If you read the literature for most recruiting firms you may come away with the impression that search is an elegant business, conducted by handsome men and women, who by reputation should be engaged, as they claim have a crystal ball that tells them were the perfect candidate is hiding. If it were that easy?!
The best recruiting firms have developed thoughtful and deliberate processes for identifying, attracting, screening, selecting, testing, and vetting talent. Sometimes however the search is difficult, the placement challenging, and there are few candidates that appear available. In these instances, it pays to follow your process and grind it out... like making sausage.
Consider the following recent search for a rockstar candidate. ePraxis was given the opportunity to find a new top executive for a disruptive firm leading change in an aging industry. The process started as all others with a methodical approach to sourcing talent... and then it got more difficult. The particular talent we were charged to find was rare and literally one in a million. So we had to get more inventive to find and source the talent. Finding hard-to-find talent is a core capability of ePraxis.

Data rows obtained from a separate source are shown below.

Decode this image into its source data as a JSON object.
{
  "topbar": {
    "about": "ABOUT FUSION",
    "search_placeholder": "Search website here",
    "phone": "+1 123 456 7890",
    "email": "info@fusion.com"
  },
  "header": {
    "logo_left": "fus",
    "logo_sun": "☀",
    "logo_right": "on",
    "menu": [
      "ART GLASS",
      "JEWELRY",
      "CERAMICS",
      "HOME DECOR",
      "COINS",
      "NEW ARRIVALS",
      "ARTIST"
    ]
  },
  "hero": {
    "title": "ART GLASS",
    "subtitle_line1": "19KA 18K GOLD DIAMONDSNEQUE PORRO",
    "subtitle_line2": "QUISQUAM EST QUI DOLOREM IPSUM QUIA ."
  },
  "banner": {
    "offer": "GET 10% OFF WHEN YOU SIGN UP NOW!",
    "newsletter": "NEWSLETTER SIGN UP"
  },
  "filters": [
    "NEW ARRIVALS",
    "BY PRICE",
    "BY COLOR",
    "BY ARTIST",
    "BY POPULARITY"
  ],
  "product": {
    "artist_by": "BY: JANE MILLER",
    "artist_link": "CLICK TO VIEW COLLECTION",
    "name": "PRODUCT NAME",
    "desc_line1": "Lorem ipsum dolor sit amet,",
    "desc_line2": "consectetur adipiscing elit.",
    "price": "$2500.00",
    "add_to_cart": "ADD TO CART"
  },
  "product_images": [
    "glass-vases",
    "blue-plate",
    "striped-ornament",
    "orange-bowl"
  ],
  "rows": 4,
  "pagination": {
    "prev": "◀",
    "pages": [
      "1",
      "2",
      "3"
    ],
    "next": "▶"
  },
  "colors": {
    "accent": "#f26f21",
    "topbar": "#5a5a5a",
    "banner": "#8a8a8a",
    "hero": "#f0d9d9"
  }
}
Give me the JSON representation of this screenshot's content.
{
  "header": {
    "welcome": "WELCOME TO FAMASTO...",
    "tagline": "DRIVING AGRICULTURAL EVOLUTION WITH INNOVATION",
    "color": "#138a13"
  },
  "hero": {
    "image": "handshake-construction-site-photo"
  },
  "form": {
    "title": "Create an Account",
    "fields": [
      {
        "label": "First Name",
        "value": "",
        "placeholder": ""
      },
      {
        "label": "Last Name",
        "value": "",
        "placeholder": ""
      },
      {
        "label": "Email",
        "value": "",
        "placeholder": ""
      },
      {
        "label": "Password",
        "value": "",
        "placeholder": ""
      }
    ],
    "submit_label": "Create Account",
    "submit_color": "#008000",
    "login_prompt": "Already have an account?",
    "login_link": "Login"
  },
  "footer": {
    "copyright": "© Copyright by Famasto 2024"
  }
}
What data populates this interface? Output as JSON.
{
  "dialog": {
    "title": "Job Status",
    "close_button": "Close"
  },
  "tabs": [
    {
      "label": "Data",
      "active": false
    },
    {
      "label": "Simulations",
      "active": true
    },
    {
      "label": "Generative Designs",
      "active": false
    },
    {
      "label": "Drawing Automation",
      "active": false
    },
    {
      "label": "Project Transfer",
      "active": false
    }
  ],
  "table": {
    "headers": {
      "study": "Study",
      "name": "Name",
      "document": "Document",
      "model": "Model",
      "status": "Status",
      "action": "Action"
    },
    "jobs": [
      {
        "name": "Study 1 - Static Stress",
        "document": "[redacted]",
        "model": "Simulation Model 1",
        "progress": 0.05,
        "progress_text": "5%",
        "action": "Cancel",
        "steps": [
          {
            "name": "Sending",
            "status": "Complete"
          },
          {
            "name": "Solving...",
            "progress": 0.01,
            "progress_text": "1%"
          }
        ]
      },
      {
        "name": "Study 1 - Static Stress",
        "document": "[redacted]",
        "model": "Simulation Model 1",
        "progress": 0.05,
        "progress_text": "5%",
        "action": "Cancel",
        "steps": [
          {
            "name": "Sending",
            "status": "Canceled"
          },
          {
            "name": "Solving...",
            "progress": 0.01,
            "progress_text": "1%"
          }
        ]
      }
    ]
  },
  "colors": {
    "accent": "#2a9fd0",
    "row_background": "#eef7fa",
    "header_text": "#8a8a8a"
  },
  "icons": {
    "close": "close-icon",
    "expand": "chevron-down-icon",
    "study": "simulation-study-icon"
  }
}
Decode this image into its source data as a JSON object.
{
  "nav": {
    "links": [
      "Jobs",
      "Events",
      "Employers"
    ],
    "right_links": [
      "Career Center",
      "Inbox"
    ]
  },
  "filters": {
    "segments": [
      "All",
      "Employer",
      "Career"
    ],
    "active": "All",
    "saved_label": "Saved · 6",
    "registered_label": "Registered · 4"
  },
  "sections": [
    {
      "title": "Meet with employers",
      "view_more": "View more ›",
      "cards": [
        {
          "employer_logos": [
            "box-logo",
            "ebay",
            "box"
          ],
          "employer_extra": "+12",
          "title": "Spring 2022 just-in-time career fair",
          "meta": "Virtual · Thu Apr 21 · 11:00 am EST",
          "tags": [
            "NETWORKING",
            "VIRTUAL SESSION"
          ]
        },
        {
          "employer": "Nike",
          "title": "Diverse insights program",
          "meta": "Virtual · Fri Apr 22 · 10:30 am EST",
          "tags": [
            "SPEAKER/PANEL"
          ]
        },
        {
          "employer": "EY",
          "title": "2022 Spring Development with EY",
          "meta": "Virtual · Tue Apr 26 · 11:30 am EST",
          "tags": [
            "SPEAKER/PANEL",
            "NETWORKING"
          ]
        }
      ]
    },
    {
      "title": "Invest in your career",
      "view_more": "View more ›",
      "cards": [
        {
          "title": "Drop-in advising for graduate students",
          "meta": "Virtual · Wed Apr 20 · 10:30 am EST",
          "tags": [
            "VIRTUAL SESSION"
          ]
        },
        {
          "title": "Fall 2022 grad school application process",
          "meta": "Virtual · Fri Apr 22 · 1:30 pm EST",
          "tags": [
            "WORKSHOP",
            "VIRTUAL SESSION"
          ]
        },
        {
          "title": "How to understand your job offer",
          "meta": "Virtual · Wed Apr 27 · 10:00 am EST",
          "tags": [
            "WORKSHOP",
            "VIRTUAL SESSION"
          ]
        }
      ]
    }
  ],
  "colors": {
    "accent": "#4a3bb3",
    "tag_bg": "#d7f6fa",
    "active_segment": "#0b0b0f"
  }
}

In the end, through push and pull tactics, we followed our system and reached out to 51,909 potential candidates through various means to find that needle-in-the-haystack. From this effort, some 1,620 candidates clicked through to our position posting on LinkedIn. We further developed a recruiter touch strategy amalgamating multiple sources of industry data to identify 900 potential candidates for personal approach. We used multiple forms of social media including facebook, twitter, etc. and generated more interest. In the end, 72 prospective candidates of 900 targeted expressed interest in exploring the opportunity (8%). Another 70 candidates approached us after learning of the opportunity from our social media campaign. 38 candidates completed the application process online. After a review 11 of these candidates showed strong potential and were phone interviewed further. 6 of these candidates were invited to panel interview. 5 of these candidates were invited to submit work demonstration submittals. 3 of these candidates were invited to finals interview. 2 of these candidates were offered employment. The client is thrilled and said, 'you literally found the needle in the haystack on this one.'
So there are several lessons here. (1) develop a system with strategy and tactics for sourcing talent; (2) use multiple forms of sourcing, and don't rely alone on social media methods alone; reaching out to candidates in a personal way still has value; (3) great candidates are frequently working and not looking at job boards -- so you need to approach these passive job seekers in other ways; (4) persistence yields fruit; (5) when it gets difficult, its time to redouble your efforts and follow your process.